Padilla's attorney, Michael Caruso, said the years of isolation and interrogation had left Padilla "sunk into a pit of hopelessness and despair." During Tuesday's hearing, Padilla sat perfectly still with head bowed looking at an empty tabletop, declining Cooke's offer to speak in his own behalf.

His mother, Estella Lebron, called the case against Padilla "fabricated from the beginning."

"The way they treated my son, they don't treat an animal in America or anywhere else," she said.

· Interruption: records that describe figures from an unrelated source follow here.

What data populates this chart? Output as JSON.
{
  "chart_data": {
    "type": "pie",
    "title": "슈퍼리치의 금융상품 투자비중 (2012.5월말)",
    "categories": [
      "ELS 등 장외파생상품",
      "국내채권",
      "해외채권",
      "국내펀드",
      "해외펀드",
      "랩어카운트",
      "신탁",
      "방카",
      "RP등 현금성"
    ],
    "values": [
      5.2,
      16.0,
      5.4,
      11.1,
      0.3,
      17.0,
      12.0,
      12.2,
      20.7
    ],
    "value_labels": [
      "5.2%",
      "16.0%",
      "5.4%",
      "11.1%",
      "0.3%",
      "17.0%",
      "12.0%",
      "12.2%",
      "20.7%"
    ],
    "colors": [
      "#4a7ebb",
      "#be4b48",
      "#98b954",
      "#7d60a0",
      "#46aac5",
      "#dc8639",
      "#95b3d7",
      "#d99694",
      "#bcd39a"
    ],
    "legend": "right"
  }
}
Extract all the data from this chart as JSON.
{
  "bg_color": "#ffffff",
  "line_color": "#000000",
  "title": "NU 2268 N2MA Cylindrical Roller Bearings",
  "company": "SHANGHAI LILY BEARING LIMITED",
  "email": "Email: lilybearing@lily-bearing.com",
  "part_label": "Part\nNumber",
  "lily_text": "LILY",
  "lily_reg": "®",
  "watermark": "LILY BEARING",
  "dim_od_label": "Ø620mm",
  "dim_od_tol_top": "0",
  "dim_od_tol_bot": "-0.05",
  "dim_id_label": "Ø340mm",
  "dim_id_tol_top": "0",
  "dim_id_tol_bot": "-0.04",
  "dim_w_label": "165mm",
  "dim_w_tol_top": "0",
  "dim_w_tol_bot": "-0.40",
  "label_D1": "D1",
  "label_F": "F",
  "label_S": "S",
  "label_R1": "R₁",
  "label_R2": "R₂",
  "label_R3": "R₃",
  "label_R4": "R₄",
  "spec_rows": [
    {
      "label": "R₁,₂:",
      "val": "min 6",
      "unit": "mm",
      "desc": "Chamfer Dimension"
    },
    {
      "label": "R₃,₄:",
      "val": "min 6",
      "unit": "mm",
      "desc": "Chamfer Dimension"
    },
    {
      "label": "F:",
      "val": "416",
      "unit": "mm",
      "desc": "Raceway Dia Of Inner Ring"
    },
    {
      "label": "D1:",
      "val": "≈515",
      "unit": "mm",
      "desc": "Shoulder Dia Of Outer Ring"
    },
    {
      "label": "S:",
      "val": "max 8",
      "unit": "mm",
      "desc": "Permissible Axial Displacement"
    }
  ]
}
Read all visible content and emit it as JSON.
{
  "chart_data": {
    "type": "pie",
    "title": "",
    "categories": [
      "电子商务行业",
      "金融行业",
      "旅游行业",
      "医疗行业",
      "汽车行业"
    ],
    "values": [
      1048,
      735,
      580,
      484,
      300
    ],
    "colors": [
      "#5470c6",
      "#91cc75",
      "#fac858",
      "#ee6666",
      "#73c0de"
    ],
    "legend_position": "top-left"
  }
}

The new sentence was imposed because the 11th U.S. Circuit Court of Appeals in 2011 determined that Cooke erred in giving Padilla credit for the brig years and also failed to properly account for his "heightened risk of dangerousness" due to the al Qaeda training. In addition, the appeals judges ruled that Padilla - a former Chicago "Latin Kings" gang member - deserved a longer sentence because of his 17 previous arrests.

Padilla, 43, was arrested in 2002 at Chicago's O'Hare International Airport during the tense months after the 9/11 attacks and accused of the "dirty bomb" mission. It later emerged through U.S. interrogation of other al Qaeda suspects that the "mission" was only a sketchy idea, and those claims never surfaced in the South Florida terrorism case.

Before his 2005 indictment, Padilla's attorneys challenged the right of the Bush administration to continue holding a U.S. citizen like him as a combatant without charge. Because he was finally charged criminally, the U.S. Supreme Court never got a chance to rule on the question.

Trial testimony showed that Padilla had begun frequenting a Florida mosque where his co-defendant, Adham Hassoun, was recruiting fighters for Muslim jihad overseas. Padilla eventually traveled to Egypt and on to Afghanistan. A key piece of evidence against him was his name on an al Qaeda form listing attendees at the al-Farook terrorism training camp.

Hassoun and a third defendant, Islamist propagandist Kifah Jayyousi, where also convicted in the case. Hassoun is serving 15 years and Jayyousi 12 years. They are scheduled for release in 2017, another factor in Cooke's decision not to give Padilla a longer sentence.

"Mr. Hassoun and Mr. Jayyousi clearly manipulated Mr. Padilla," she said.